The 36-year-old mother begged the men to spare her girl and appeared to get into the thugs’ vehicle voluntarily, witnesses said.
As mayor of the town of Tiquicheo, Maria Santos Gorrostieta defied the area’s drug cartels, once baring her scars from two assassination attempts to rally support for her war on drugs. Her body was found mutilated in a ditch this month, days after she was abducted. Gorrostieta, mayor of the town of Tiquicheo from 2008 to 2011, had previously had a police escort and government security assigned to her.
But despite the two ambushes — which killed her husband and left her horribly scarred — her protection was pulled after she left office. “No one could do anything to help her,” newspaper El Universal said of her abduction two weeks ago. Her relatives waited for a call from the kidnappers, hoping they would trade her for ransom. No call came. The family alerted police, who launched a search.

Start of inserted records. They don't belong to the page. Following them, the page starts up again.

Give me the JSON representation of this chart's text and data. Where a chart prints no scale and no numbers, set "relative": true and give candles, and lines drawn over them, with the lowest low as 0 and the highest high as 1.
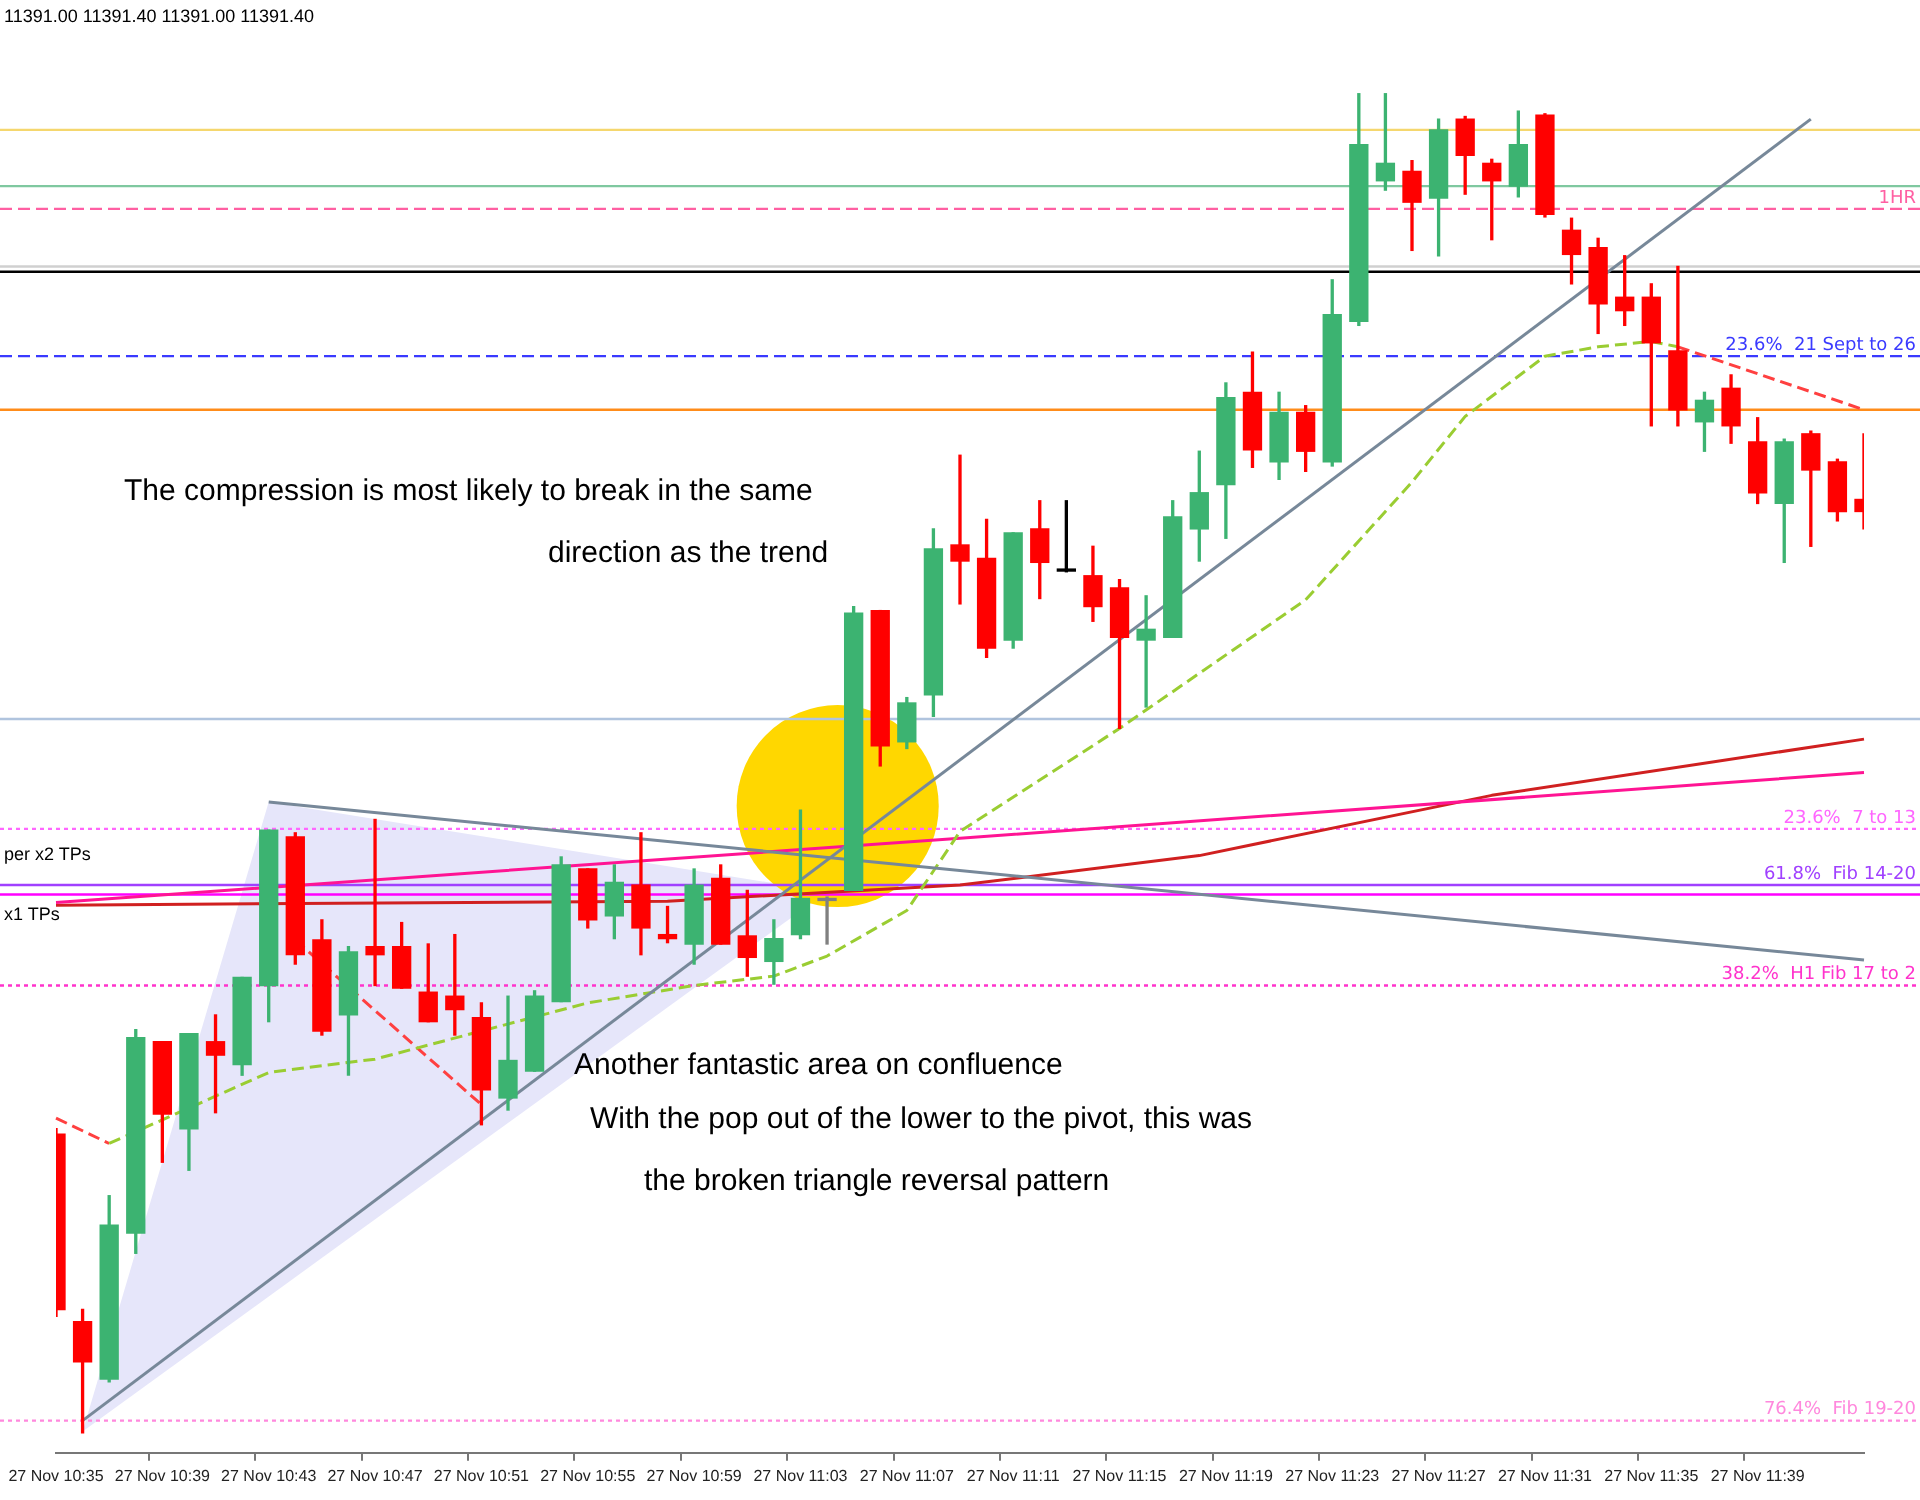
{
  "chart_data": {
    "type": "candlestick",
    "relative": true,
    "categories": [
      "27 Nov 10:35",
      null,
      null,
      null,
      "27 Nov 10:39",
      null,
      null,
      null,
      "27 Nov 10:43",
      null,
      null,
      null,
      "27 Nov 10:47",
      null,
      null,
      null,
      "27 Nov 10:51",
      null,
      null,
      null,
      "27 Nov 10:55",
      null,
      null,
      null,
      "27 Nov 10:59",
      null,
      null,
      null,
      "27 Nov 11:03",
      null,
      null,
      null,
      "27 Nov 11:07",
      null,
      null,
      null,
      "27 Nov 11:11",
      null,
      null,
      null,
      "27 Nov 11:15",
      null,
      null,
      null,
      "27 Nov 11:19",
      null,
      null,
      null,
      "27 Nov 11:23",
      null,
      null,
      null,
      "27 Nov 11:27",
      null,
      null,
      null,
      "27 Nov 11:31",
      null,
      null,
      null,
      "27 Nov 11:35",
      null,
      null,
      null,
      "27 Nov 11:39",
      null,
      null,
      null,
      null
    ],
    "ohlc": [
      [
        0.223,
        0.227,
        0.087,
        0.092
      ],
      [
        0.083,
        0.092,
        0,
        0.053
      ],
      [
        0.04,
        0.177,
        0.038,
        0.155
      ],
      [
        0.149,
        0.301,
        0.134,
        0.295
      ],
      [
        0.292,
        0.292,
        0.202,
        0.238
      ],
      [
        0.227,
        0.298,
        0.196,
        0.298
      ],
      [
        0.292,
        0.312,
        0.239,
        0.282
      ],
      [
        0.275,
        0.34,
        0.267,
        0.34
      ],
      [
        0.334,
        0.45,
        0.307,
        0.45
      ],
      [
        0.445,
        0.448,
        0.35,
        0.357
      ],
      [
        0.368,
        0.383,
        0.297,
        0.3
      ],
      [
        0.312,
        0.363,
        0.267,
        0.359
      ],
      [
        0.363,
        0.458,
        0.334,
        0.357
      ],
      [
        0.363,
        0.381,
        0.332,
        0.332
      ],
      [
        0.329,
        0.365,
        0.307,
        0.307
      ],
      [
        0.326,
        0.372,
        0.297,
        0.316
      ],
      [
        0.31,
        0.321,
        0.23,
        0.256
      ],
      [
        0.25,
        0.326,
        0.241,
        0.278
      ],
      [
        0.27,
        0.33,
        0.27,
        0.326
      ],
      [
        0.322,
        0.43,
        0.322,
        0.424
      ],
      [
        0.421,
        0.421,
        0.377,
        0.383
      ],
      [
        0.386,
        0.424,
        0.369,
        0.411
      ],
      [
        0.409,
        0.448,
        0.357,
        0.377
      ],
      [
        0.372,
        0.393,
        0.366,
        0.369
      ],
      [
        0.365,
        0.421,
        0.35,
        0.409
      ],
      [
        0.414,
        0.424,
        0.365,
        0.365
      ],
      [
        0.371,
        0.405,
        0.341,
        0.355
      ],
      [
        0.352,
        0.383,
        0.335,
        0.369
      ],
      [
        0.372,
        0.465,
        0.369,
        0.399
      ],
      [
        0.399,
        0.4,
        0.365,
        0.399
      ],
      [
        0.405,
        0.617,
        0.405,
        0.612
      ],
      [
        0.614,
        0.614,
        0.498,
        0.513
      ],
      [
        0.516,
        0.549,
        0.511,
        0.545
      ],
      [
        0.551,
        0.675,
        0.535,
        0.66
      ],
      [
        0.663,
        0.73,
        0.619,
        0.651
      ],
      [
        0.653,
        0.682,
        0.579,
        0.586
      ],
      [
        0.592,
        0.672,
        0.586,
        0.672
      ],
      [
        0.675,
        0.696,
        0.623,
        0.65
      ],
      [
        0.645,
        0.696,
        0.643,
        0.645
      ],
      [
        0.64,
        0.662,
        0.606,
        0.617
      ],
      [
        0.631,
        0.637,
        0.526,
        0.594
      ],
      [
        0.592,
        0.625,
        0.542,
        0.6
      ],
      [
        0.594,
        0.696,
        0.594,
        0.684
      ],
      [
        0.675,
        0.733,
        0.651,
        0.702
      ],
      [
        0.708,
        0.784,
        0.668,
        0.773
      ],
      [
        0.777,
        0.807,
        0.721,
        0.734
      ],
      [
        0.725,
        0.777,
        0.712,
        0.762
      ],
      [
        0.762,
        0.767,
        0.718,
        0.733
      ],
      [
        0.725,
        0.861,
        0.722,
        0.835
      ],
      [
        0.83,
        1,
        0.827,
        0.962
      ],
      [
        0.935,
        1,
        0.928,
        0.948
      ],
      [
        0.942,
        0.95,
        0.883,
        0.919
      ],
      [
        0.922,
        0.981,
        0.879,
        0.973
      ],
      [
        0.981,
        0.983,
        0.925,
        0.954
      ],
      [
        0.948,
        0.951,
        0.891,
        0.935
      ],
      [
        0.931,
        0.987,
        0.923,
        0.962
      ],
      [
        0.984,
        0.985,
        0.908,
        0.91
      ],
      [
        0.898,
        0.907,
        0.858,
        0.88
      ],
      [
        0.885,
        0.892,
        0.821,
        0.843
      ],
      [
        0.848,
        0.879,
        0.827,
        0.838
      ],
      [
        0.848,
        0.858,
        0.752,
        0.814
      ],
      [
        0.808,
        0.871,
        0.752,
        0.764
      ],
      [
        0.755,
        0.777,
        0.733,
        0.771
      ],
      [
        0.78,
        0.79,
        0.739,
        0.752
      ],
      [
        0.74,
        0.758,
        0.694,
        0.702
      ],
      [
        0.694,
        0.742,
        0.65,
        0.74
      ],
      [
        0.746,
        0.748,
        0.662,
        0.719
      ],
      [
        0.725,
        0.727,
        0.681,
        0.688
      ],
      [
        0.697,
        0.746,
        0.675,
        0.688
      ]
    ],
    "colors": [
      "#ff0000",
      "#ff0000",
      "#3cb371",
      "#3cb371",
      "#ff0000",
      "#3cb371",
      "#ff0000",
      "#3cb371",
      "#3cb371",
      "#ff0000",
      "#ff0000",
      "#3cb371",
      "#ff0000",
      "#ff0000",
      "#ff0000",
      "#ff0000",
      "#ff0000",
      "#3cb371",
      "#3cb371",
      "#3cb371",
      "#ff0000",
      "#3cb371",
      "#ff0000",
      "#ff0000",
      "#3cb371",
      "#ff0000",
      "#ff0000",
      "#3cb371",
      "#3cb371",
      "#808080",
      "#3cb371",
      "#ff0000",
      "#3cb371",
      "#3cb371",
      "#ff0000",
      "#ff0000",
      "#3cb371",
      "#ff0000",
      "#000000",
      "#ff0000",
      "#ff0000",
      "#3cb371",
      "#3cb371",
      "#3cb371",
      "#3cb371",
      "#ff0000",
      "#3cb371",
      "#ff0000",
      "#3cb371",
      "#3cb371",
      "#3cb371",
      "#ff0000",
      "#3cb371",
      "#ff0000",
      "#ff0000",
      "#3cb371",
      "#ff0000",
      "#ff0000",
      "#ff0000",
      "#ff0000",
      "#ff0000",
      "#ff0000",
      "#3cb371",
      "#ff0000",
      "#ff0000",
      "#3cb371",
      "#ff0000",
      "#ff0000",
      "#ff0000"
    ],
    "series": [
      {
        "type": "line",
        "color": "#778899",
        "line_style": "solid",
        "values": [
          null,
          0.009,
          null,
          null,
          null,
          null,
          null,
          null,
          null,
          null,
          null,
          null,
          null,
          null,
          null,
          null,
          null,
          null,
          null,
          null,
          null,
          null,
          null,
          null,
          null,
          null,
          null,
          null,
          null,
          null,
          null,
          null,
          null,
          null,
          null,
          null,
          null,
          null,
          null,
          null,
          null,
          null,
          null,
          null,
          null,
          null,
          null,
          null,
          null,
          null,
          null,
          null,
          null,
          null,
          null,
          null,
          null,
          null,
          null,
          null,
          null,
          null,
          null,
          null,
          null,
          null,
          0.981,
          null,
          null
        ]
      },
      {
        "type": "line",
        "color": "#778899",
        "line_style": "solid",
        "values": [
          null,
          null,
          null,
          null,
          null,
          null,
          null,
          null,
          0.471,
          null,
          null,
          null,
          null,
          null,
          null,
          null,
          null,
          null,
          null,
          null,
          null,
          null,
          null,
          null,
          null,
          null,
          null,
          null,
          null,
          null,
          null,
          null,
          null,
          null,
          null,
          null,
          null,
          null,
          null,
          null,
          null,
          null,
          null,
          null,
          null,
          null,
          null,
          null,
          null,
          null,
          null,
          null,
          null,
          null,
          null,
          null,
          null,
          null,
          null,
          null,
          null,
          null,
          null,
          null,
          null,
          null,
          null,
          null,
          0.353
        ]
      },
      {
        "type": "line",
        "color": "#9acd32",
        "line_style": "dashed",
        "values": [
          null,
          null,
          0.216,
          null,
          null,
          null,
          null,
          null,
          0.269,
          null,
          null,
          null,
          0.279,
          null,
          null,
          null,
          null,
          null,
          null,
          null,
          0.321,
          null,
          null,
          null,
          0.334,
          null,
          null,
          0.341,
          null,
          0.356,
          null,
          null,
          0.39,
          null,
          0.449,
          null,
          null,
          null,
          null,
          null,
          0.526,
          null,
          null,
          null,
          null,
          null,
          null,
          0.622,
          null,
          null,
          null,
          0.71,
          null,
          0.759,
          null,
          null,
          0.804,
          null,
          0.811,
          null,
          0.815,
          0.811,
          null,
          null,
          null,
          null,
          null,
          null,
          null
        ]
      },
      {
        "type": "line",
        "color": "#ff4040",
        "line_style": "dashed",
        "values": [
          null,
          null,
          null,
          null,
          null,
          null,
          null,
          null,
          null,
          null,
          null,
          null,
          null,
          null,
          null,
          null,
          null,
          null,
          null,
          null,
          null,
          null,
          null,
          null,
          null,
          null,
          null,
          null,
          null,
          null,
          null,
          null,
          null,
          null,
          null,
          null,
          null,
          null,
          null,
          null,
          null,
          null,
          null,
          null,
          null,
          null,
          null,
          null,
          null,
          null,
          null,
          null,
          null,
          null,
          null,
          null,
          null,
          null,
          null,
          null,
          null,
          0.811,
          null,
          null,
          null,
          null,
          null,
          null,
          0.764
        ]
      },
      {
        "type": "line",
        "color": "#ff4040",
        "line_style": "dashed",
        "values": [
          0.235,
          null,
          0.216,
          null,
          null,
          null,
          null,
          null,
          null,
          null,
          null,
          null,
          null,
          null,
          null,
          null,
          null,
          null,
          null,
          null,
          null,
          null,
          null,
          null,
          null,
          null,
          null,
          null,
          null,
          null,
          null,
          null,
          null,
          null,
          null,
          null,
          null,
          null,
          null,
          null,
          null,
          null,
          null,
          null,
          null,
          null,
          null,
          null,
          null,
          null,
          null,
          null,
          null,
          null,
          null,
          null,
          null,
          null,
          null,
          null,
          null,
          null,
          null,
          null,
          null,
          null,
          null,
          null,
          null
        ]
      },
      {
        "type": "line",
        "color": "#ff4040",
        "line_style": "dashed",
        "values": [
          null,
          null,
          null,
          null,
          null,
          null,
          null,
          null,
          null,
          0.368,
          null,
          null,
          null,
          null,
          null,
          null,
          0.245,
          null,
          null,
          null,
          null,
          null,
          null,
          null,
          null,
          null,
          null,
          null,
          null,
          null,
          null,
          null,
          null,
          null,
          null,
          null,
          null,
          null,
          null,
          null,
          null,
          null,
          null,
          null,
          null,
          null,
          null,
          null,
          null,
          null,
          null,
          null,
          null,
          null,
          null,
          null,
          null,
          null,
          null,
          null,
          null,
          null,
          null,
          null,
          null,
          null,
          null,
          null,
          null
        ]
      },
      {
        "type": "line",
        "color": "#ff1493",
        "line_style": "solid",
        "values": [
          0.396,
          null,
          null,
          null,
          null,
          null,
          null,
          null,
          null,
          null,
          null,
          null,
          null,
          null,
          null,
          null,
          null,
          null,
          null,
          null,
          null,
          null,
          null,
          null,
          null,
          null,
          null,
          null,
          null,
          null,
          null,
          null,
          null,
          null,
          0.444,
          null,
          null,
          null,
          null,
          null,
          null,
          null,
          null,
          null,
          null,
          null,
          null,
          null,
          null,
          null,
          null,
          null,
          null,
          null,
          null,
          null,
          null,
          null,
          null,
          null,
          null,
          null,
          null,
          null,
          null,
          null,
          null,
          null,
          0.493
        ]
      },
      {
        "type": "line",
        "color": "#d02020",
        "line_style": "solid",
        "values": [
          0.394,
          null,
          null,
          null,
          null,
          null,
          null,
          null,
          null,
          null,
          null,
          null,
          null,
          null,
          null,
          null,
          null,
          null,
          null,
          null,
          null,
          null,
          null,
          0.397,
          null,
          null,
          null,
          null,
          null,
          null,
          null,
          null,
          null,
          null,
          0.409,
          null,
          null,
          null,
          null,
          null,
          null,
          null,
          null,
          0.431,
          null,
          null,
          null,
          null,
          null,
          null,
          null,
          null,
          null,
          null,
          0.476,
          null,
          null,
          null,
          null,
          null,
          null,
          null,
          null,
          null,
          null,
          null,
          null,
          null,
          0.518
        ]
      }
    ],
    "ref_lines": [
      {
        "axis": "y",
        "value": 0.973,
        "color": "#f5d76e",
        "line_style": "solid"
      },
      {
        "axis": "y",
        "value": 0.931,
        "color": "#7fc8a0",
        "line_style": "solid"
      },
      {
        "axis": "y",
        "value": 0.914,
        "color": "#ff5fa2",
        "line_style": "dashed",
        "label": "1HR"
      },
      {
        "axis": "y",
        "value": 0.871,
        "color": "#d0d0d0",
        "line_style": "solid"
      },
      {
        "axis": "y",
        "value": 0.867,
        "color": "#000000",
        "line_style": "solid"
      },
      {
        "axis": "y",
        "value": 0.804,
        "color": "#3a3aff",
        "line_style": "dashed",
        "label": "23.6%  21 Sept to 26"
      },
      {
        "axis": "y",
        "value": 0.764,
        "color": "#ff8c1a",
        "line_style": "solid"
      },
      {
        "axis": "y",
        "value": 0.533,
        "color": "#b0c4de",
        "line_style": "solid"
      },
      {
        "axis": "y",
        "value": 0.451,
        "color": "#ff66ff",
        "line_style": "dotted",
        "label": "23.6%  7 to 13"
      },
      {
        "axis": "y",
        "value": 0.409,
        "color": "#a040ff",
        "line_style": "solid",
        "label": "61.8%  Fib 14-20"
      },
      {
        "axis": "y",
        "value": 0.402,
        "color": "#ff00ff",
        "line_style": "solid"
      },
      {
        "axis": "y",
        "value": 0.334,
        "color": "#ff33cc",
        "line_style": "dotted",
        "label": "38.2%  H1 Fib 17 to 2"
      },
      {
        "axis": "y",
        "value": 0.009,
        "color": "#ff88dd",
        "line_style": "dotted",
        "label": "76.4%  Fib 19-20"
      }
    ],
    "annotations": [
      "11391.00 11391.40 11391.00 11391.40",
      "per x2 TPs",
      "x1 TPs",
      "The compression is most likely to break in the same",
      "direction as the trend",
      "Another fantastic area on confluence",
      "With the pop out of the lower to the pivot, this was",
      "the broken triangle reversal pattern"
    ]
  }
}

Five days after her disappearance, farm workers found Gorrostieta’s body — stabbed, burned and beaten — in a roadside ditch in the town of San Juan Tararameo. Her relatives identified the body of the mother of three the next day.
Parts of Mexico have become a no-man’s-land, where legal authorities fear to tread and death comes cheap. Over the weekend, 19 bodies were found in the northern border state of Chihuahua, including those of eight people who had been tortured and killed on Friday.
Many of the dead have been victims of the drug cartels, which have increasingly included elected and appointed officials. Since Mexican President Felipe Calderon launched a war on the cartels six years ago, about two dozen mayors have been murdered.
Gorrostieta was one of at least seven women who were willing to serve as mayors or police chiefs.